Corporate governance takes a leap forward
The publication of Turkey's first set of corporate governance guidelines and plans for a new index on the ISE measuring compliance are encouraging. But the high level of family ownership is an impediment to good practice.
TURKEY IS READYING itself to take a leap into the world of good corporate governance. The leap will have to be pretty huge because the record up to now has been so poor.
A leading Turkish economist says that only Koc and Sabanci, Turkey's two largest private conglomerates, and "to a certain degree" Is Bank, Turkey's largest private bank, have adhered to the principles of good corporate governance.
"Outside these," he says, "my opinion is: be careful, don't give them the benefit of the doubt."
Celik Kurdoglu, a professor of economics who owns Good Company, a consultancy that specializes in teaching good governance practices to business people, concurs. "We are at a rather primitive stage," he says.
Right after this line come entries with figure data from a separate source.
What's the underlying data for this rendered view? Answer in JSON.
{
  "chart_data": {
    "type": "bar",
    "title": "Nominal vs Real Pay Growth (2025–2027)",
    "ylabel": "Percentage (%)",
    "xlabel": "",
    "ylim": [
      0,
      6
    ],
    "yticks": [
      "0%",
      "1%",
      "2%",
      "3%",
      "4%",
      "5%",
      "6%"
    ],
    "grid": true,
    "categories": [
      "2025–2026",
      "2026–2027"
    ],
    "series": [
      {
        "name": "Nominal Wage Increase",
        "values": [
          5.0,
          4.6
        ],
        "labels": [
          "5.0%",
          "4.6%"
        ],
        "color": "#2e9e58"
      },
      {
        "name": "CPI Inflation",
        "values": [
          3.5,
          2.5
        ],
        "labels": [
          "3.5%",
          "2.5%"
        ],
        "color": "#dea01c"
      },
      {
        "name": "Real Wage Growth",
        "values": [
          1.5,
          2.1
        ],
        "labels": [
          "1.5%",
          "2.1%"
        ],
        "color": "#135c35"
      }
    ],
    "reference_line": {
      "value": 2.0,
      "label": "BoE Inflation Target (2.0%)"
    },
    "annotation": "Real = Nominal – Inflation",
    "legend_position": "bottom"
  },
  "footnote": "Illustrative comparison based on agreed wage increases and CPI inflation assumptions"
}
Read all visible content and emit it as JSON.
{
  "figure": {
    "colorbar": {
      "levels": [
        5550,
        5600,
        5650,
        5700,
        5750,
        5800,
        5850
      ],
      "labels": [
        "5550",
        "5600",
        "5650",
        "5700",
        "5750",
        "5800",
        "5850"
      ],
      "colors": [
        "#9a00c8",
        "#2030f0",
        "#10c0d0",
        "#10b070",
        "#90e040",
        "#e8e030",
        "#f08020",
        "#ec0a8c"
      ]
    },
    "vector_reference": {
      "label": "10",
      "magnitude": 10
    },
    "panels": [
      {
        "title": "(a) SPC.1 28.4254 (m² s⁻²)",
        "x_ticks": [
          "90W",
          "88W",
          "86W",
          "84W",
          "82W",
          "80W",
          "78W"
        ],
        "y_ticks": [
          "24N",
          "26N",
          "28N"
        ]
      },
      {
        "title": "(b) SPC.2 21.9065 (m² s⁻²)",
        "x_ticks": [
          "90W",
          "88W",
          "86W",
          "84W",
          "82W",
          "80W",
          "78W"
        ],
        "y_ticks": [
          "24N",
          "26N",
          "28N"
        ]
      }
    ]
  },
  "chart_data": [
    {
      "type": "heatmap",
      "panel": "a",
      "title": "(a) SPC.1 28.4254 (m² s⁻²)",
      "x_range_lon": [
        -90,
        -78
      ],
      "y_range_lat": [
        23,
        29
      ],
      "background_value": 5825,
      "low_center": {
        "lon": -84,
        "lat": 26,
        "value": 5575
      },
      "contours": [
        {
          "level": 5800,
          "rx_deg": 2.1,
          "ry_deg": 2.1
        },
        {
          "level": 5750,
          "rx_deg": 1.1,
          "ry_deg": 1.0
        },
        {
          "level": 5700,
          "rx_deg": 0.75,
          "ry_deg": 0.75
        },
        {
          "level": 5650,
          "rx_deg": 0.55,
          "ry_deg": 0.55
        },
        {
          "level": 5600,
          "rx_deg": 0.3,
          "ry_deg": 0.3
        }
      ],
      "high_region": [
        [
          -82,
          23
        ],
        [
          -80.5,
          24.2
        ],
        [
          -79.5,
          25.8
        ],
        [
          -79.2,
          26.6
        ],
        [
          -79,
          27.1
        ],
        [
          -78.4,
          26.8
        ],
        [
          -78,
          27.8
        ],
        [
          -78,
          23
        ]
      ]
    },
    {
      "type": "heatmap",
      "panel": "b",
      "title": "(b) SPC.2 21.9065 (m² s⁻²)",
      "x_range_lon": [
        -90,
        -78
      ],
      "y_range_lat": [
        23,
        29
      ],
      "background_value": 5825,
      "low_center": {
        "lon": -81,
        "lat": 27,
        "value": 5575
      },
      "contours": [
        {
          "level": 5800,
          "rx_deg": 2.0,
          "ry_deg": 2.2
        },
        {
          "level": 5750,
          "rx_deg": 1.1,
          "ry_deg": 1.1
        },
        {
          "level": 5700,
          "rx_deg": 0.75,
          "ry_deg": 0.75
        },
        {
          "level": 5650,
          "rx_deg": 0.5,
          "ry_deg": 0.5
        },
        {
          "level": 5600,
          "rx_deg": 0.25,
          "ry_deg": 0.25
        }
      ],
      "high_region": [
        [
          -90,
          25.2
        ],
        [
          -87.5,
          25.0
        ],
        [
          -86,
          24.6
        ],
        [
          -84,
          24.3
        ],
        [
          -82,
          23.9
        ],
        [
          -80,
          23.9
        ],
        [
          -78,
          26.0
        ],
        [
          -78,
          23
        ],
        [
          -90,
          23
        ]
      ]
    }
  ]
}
The web test Examining the quality of information available on the websites of Istanbul Stock Exchange for the 50 companies in the IMKB 50 index, Kurdoglu found that two of them don't even have websites. Fewer than half that did published their annual reports on their websites. Only 4% disclosed risks associated with their partnerships and affiliates. About a third did not disclose their partnership structure. None of the companies disclosed the remuneration of its board members or its articles of association.